Mobile carbohydrates in Himalayan treeline trees I. Evidence for carbon gain limitation but not for growth limitation
Mai-He Li (1, 2, 3), Wen-Fa Xiao (4), San-Gen Wang (5), Gen-Wei Cheng (2), Paolo Cherubini (1), Xaio-Hu Cai (6), Xing-Liang Liu (6), Xiao-Dan Wang (2) and Wan-Ze Zhu (2)

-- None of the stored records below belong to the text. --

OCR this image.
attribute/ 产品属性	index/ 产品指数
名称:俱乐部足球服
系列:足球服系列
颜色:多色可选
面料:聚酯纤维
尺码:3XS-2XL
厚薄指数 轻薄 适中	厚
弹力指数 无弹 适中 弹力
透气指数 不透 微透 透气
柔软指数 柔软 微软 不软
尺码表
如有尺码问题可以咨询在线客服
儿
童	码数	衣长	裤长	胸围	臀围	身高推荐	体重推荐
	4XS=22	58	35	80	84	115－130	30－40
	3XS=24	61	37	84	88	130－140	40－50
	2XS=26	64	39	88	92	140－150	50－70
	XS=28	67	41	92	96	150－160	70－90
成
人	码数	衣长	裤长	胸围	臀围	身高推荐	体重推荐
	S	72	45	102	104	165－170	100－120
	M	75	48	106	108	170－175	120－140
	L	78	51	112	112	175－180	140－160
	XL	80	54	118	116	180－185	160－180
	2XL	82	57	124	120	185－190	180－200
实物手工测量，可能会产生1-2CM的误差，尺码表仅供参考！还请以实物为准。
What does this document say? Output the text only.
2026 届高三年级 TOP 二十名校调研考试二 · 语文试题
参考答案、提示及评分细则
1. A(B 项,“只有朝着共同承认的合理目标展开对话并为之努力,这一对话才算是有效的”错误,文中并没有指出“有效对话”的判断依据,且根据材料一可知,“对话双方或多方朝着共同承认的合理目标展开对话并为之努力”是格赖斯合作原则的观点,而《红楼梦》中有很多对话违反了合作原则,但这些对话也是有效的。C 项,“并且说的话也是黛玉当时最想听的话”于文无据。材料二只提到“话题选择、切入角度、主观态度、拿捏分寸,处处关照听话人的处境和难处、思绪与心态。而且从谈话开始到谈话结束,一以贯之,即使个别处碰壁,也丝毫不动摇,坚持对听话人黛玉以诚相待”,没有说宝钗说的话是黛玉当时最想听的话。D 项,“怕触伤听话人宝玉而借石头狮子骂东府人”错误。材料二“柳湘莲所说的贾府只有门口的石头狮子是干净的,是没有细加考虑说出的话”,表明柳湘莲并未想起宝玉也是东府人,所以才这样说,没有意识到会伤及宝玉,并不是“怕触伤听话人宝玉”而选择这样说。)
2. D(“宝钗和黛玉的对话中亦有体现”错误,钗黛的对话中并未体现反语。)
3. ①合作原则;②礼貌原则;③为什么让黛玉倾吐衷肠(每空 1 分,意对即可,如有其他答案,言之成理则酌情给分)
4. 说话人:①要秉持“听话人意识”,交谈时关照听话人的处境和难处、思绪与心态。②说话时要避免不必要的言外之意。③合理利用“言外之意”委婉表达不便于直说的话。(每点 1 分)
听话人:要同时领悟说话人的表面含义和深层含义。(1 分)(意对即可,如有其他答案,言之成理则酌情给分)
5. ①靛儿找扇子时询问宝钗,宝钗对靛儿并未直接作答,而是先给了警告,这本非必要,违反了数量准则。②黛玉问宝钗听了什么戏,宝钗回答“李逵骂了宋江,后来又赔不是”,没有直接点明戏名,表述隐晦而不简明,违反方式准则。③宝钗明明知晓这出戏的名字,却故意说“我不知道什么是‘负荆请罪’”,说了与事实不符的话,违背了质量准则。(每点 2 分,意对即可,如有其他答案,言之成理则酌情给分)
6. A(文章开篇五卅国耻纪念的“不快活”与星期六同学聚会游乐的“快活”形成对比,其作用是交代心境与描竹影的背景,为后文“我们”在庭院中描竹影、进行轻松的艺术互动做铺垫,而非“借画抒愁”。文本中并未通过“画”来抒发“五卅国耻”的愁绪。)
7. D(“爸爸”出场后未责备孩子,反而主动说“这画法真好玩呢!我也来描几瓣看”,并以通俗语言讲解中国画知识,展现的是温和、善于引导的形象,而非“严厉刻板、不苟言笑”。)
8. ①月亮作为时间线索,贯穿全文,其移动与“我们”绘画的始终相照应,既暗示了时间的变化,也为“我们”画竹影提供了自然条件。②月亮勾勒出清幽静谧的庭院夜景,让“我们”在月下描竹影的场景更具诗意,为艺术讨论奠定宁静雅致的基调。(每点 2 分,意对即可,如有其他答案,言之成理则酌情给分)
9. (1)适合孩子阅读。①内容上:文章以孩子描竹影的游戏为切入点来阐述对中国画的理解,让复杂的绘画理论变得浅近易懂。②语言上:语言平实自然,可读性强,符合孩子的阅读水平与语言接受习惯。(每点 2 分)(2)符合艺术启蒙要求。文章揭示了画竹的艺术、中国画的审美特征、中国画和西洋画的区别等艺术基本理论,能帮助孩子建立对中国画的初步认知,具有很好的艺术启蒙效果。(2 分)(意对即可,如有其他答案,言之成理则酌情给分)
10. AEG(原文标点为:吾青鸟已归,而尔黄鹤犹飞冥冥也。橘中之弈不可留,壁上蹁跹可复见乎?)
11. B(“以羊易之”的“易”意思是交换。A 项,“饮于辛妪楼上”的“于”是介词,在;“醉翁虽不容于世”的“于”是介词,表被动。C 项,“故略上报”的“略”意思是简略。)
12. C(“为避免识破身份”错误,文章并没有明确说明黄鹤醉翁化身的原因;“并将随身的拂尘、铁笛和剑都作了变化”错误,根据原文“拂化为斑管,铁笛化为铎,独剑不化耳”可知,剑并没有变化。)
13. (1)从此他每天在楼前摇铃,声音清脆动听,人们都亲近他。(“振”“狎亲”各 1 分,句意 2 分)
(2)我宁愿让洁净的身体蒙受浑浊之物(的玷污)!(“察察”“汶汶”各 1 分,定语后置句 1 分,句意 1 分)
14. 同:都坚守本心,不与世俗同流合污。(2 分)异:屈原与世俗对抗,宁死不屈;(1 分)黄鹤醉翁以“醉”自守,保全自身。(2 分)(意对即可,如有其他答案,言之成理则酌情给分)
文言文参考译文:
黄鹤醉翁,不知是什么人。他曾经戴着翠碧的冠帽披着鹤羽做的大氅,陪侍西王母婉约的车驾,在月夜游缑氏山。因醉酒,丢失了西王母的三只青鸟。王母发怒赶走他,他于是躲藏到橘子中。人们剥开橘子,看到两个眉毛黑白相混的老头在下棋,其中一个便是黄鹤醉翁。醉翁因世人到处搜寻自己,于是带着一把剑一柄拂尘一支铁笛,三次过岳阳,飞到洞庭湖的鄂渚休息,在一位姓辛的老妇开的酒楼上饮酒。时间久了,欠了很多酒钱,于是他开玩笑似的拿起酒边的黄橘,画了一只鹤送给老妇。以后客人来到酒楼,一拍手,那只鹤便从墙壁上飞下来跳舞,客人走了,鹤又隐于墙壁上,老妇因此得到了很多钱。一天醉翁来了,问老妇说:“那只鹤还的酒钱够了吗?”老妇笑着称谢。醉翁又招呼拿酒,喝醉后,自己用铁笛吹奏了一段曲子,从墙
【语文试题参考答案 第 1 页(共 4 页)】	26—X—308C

1. Swiss Federal Institute for Forest, Snow and Landscape Research WSL, Zuercherstrasse 111, CH-8903 Birmensdorf, Switzerland / 2. Institute of Mountain Hazards and Environment, Chinese Academy of Sciences, Chengdu 610041, P.R. China / 3. Corresponding author () / 4. Key Laboratory of Forest Ecology and Environment, State Forestry Administration, Chinese Academy of Forestry, Beijing 100091,
P.R. China / 5. Southwest University, College of Agronomy and Biotechnology, Chong-Qing 400716, P.R. China / 6. Institute of Forest Ecology, Sichuan Academy of Forestry, Chengdu 610081, P.R. China / Received June 1, 2007; accepted January 13, 2008; published online June 2, 2008
Summary
To test whether the altitudinal distribution of trees is determined by a carbon shortage or an insufficient sugar fraction
(sugar:starch ratio) in treeline trees, we studied the status of nonstructural carbohydrates (NSC) and their components (total
soluble sugars and starch) in Abies fabri (Mast.) Craib and Picea balfouriana var. hirtella Rehd. et Wils. trees along three elevational gradients, ranging from lower elevations to the alpine treeline, on the eastern
edge of the Tibetan Plateau. For comparison, we investigated a low-altitude species (Tsuga yunnanensis (Franch.) Pritz.) which served as a warm-climate reference because it is distributed in closed montane forests below 3100
m a.s.l. in the study area. The carbon status of T. yunnanensis responded to altitude differently from that of the treeline species. At the species level, total NSC was not consistently
more abundant in treeline trees than in trees of the same species growing at lower elevations. Thus there was no consistent
evidence for carbon limitation of growth in treeline trees. For the three treeline species studied (P. balfouriana and A. fabri in the Kang-Ding Valley and A. fabri in the Mo-Xi Valley), winter NSC concentrations in treeline trees were significantly lower than in lower-elevation trees
of the same species, suggesting that, in winter, carbon is limited in treeline trees. However, in no case was there total
overwinter depletion of NSC or its components in treeline trees. Treeline and low-altitude species had similar sugar:starch
ratios of about three at their upper-elevational limits in April. We conclude that survival and growth of trees at the elevational
or latitudinal climate limit depend not only on NSC concentration in perennial tissues, but also on the maintenance of an
overwintering sugar:starch ratio greater than three.